Fotografía: Fátima Aguilar
Guadalajara, Jalisco.

Debido al saqueo que viven las áreas naturales en la Zona Metropolitana de Guadalajara por parte de desarrolladores, es necesario y urgente el rescate del predio de 13.5 hectáreas en la zona de Huentitán donde a través del proyecto de Iconia se pretende construir más de mil 600 departamentos, coincidieron urbanistas y arquitectos de la Universidad de Guadalajara (UdeG).

Durante el foro Defendamos la Ciudad, Recuperemos Nuestros Parques, organizado por los vecinos, activistas, especialistas y estudiantes que se mantienen en el predio renombrado como Parque Resistencia Huentitán, hace más de cinco semanas, el académico, Arturo Gleason Espíndola expuso que Iconia representa una raya más al tigre donde las autoridades estatales y municipales priorizan el interés económico sobre el medioambiente.

Refleja también una inconsistencia en el discurso gubernamental que hoy pide declarar una sequía en Jalisco, pero a la vez permite desarrollo inmobiliarios en áreas donde ya existe escasez de agua.

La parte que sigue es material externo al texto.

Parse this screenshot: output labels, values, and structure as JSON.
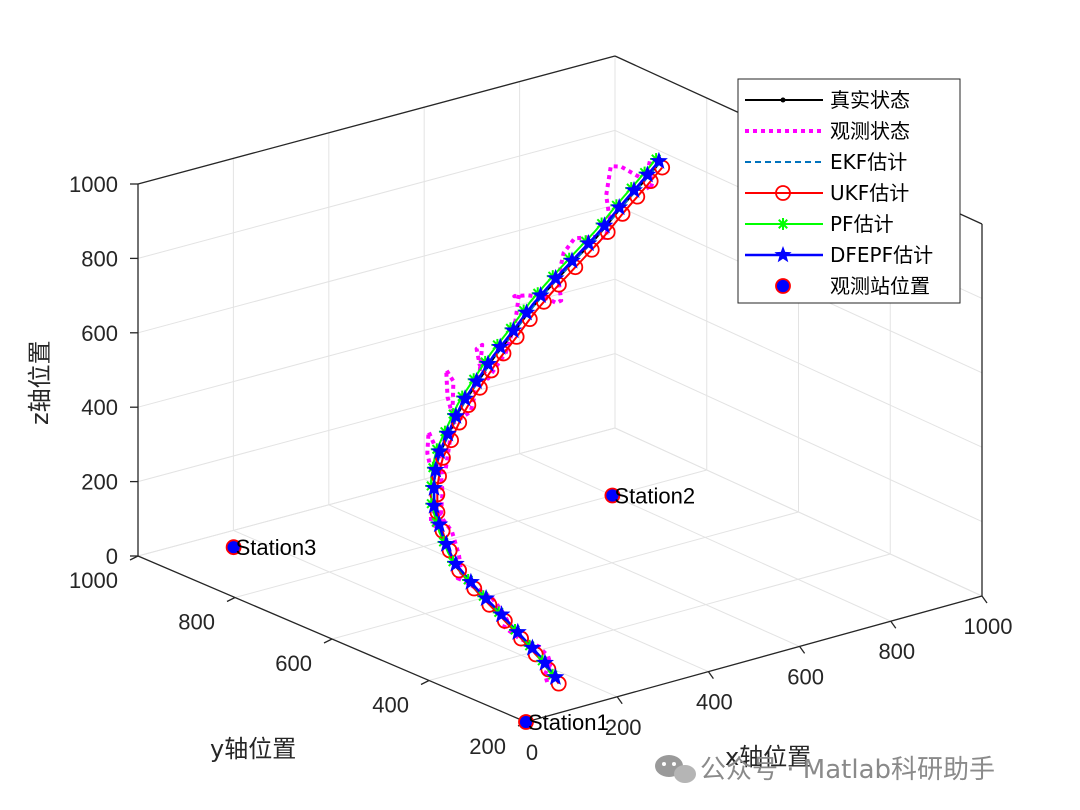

“Está parte se abastece por la Presa Calderón, entonces cómo es posible que por un lado decimos hay sequía, pero por otro lado seguimos autorizando, este edificio u otros complejos que se están dando en el AMG, cuando el oficial dice que no hay agua. Entonces ¿qué está sucediendo? Pues estamos viendo una impunidad monumental que cada vez el cinismo es más fuerte por parte de las autoridades”.

Advirtieron que permitir la construcción de Iconia genera no solo impactos ambientales en este terreno, sino en los ecosistemas vecinos y en la Salud de los ciudadanos por la contaminación de vehículos, auditiva y de áreas naturales por las aguas residuales de los departamentos.

Además, el proyecto representa un claro ejemplo de corrupción desde los gobiernos municipales, pues no se cumplió con la declaratoria de impacto ambiental y los desarrolladores nunca entregaron las obras a beneficio de municipio, estipuladas en el convenio, explica Salvador Dueñas, académico de esta institución.

“Viene a aplicarse como una evidente falla de una crisis institucional en los gobiernos municipales que desgraciadamente han venido gobernando a base de ocurrencias, no de una certeza, de un conocimiento del desarrollo Urbano sustentables en todos sus términos, medioambientales, económicos y sociales”.

La resistencia por parte de los defensores de este predio, lo convierte en un parque de la esperanza por recuperar lo público, dijo Jorge Fernández Acosta, académico de esta institución.

“Hay la esperanza de recuperar lo que es propio y de hacer lo necesario, lo propio para hacerlo lindo, para hacerlo un espacio realmente de convivencia y la dimensión económica, pues todos sabemos las implicaciones que podría tener para el medio ambiente positivo el hecho de que no es necesario invertir recursos para levantar torres sino que más bien hay que invertirlo para plantar árboles y recuperar el ambiente que requerimos”.

Los especialistas incitaron a la ciudadanía a defender este espacio, pues debería motivarlos que está bajo un liderazgo juvenil.

Sus defensores sentenciaron que no van a permitir la entrega de un espacio que le pertenece a la ciudadana porque los desarrolladores ni siquiera pagaron por él. Exigieron a las gobiernos municipal y estatal a emprender las acciones jurídicas para recuperar el predio.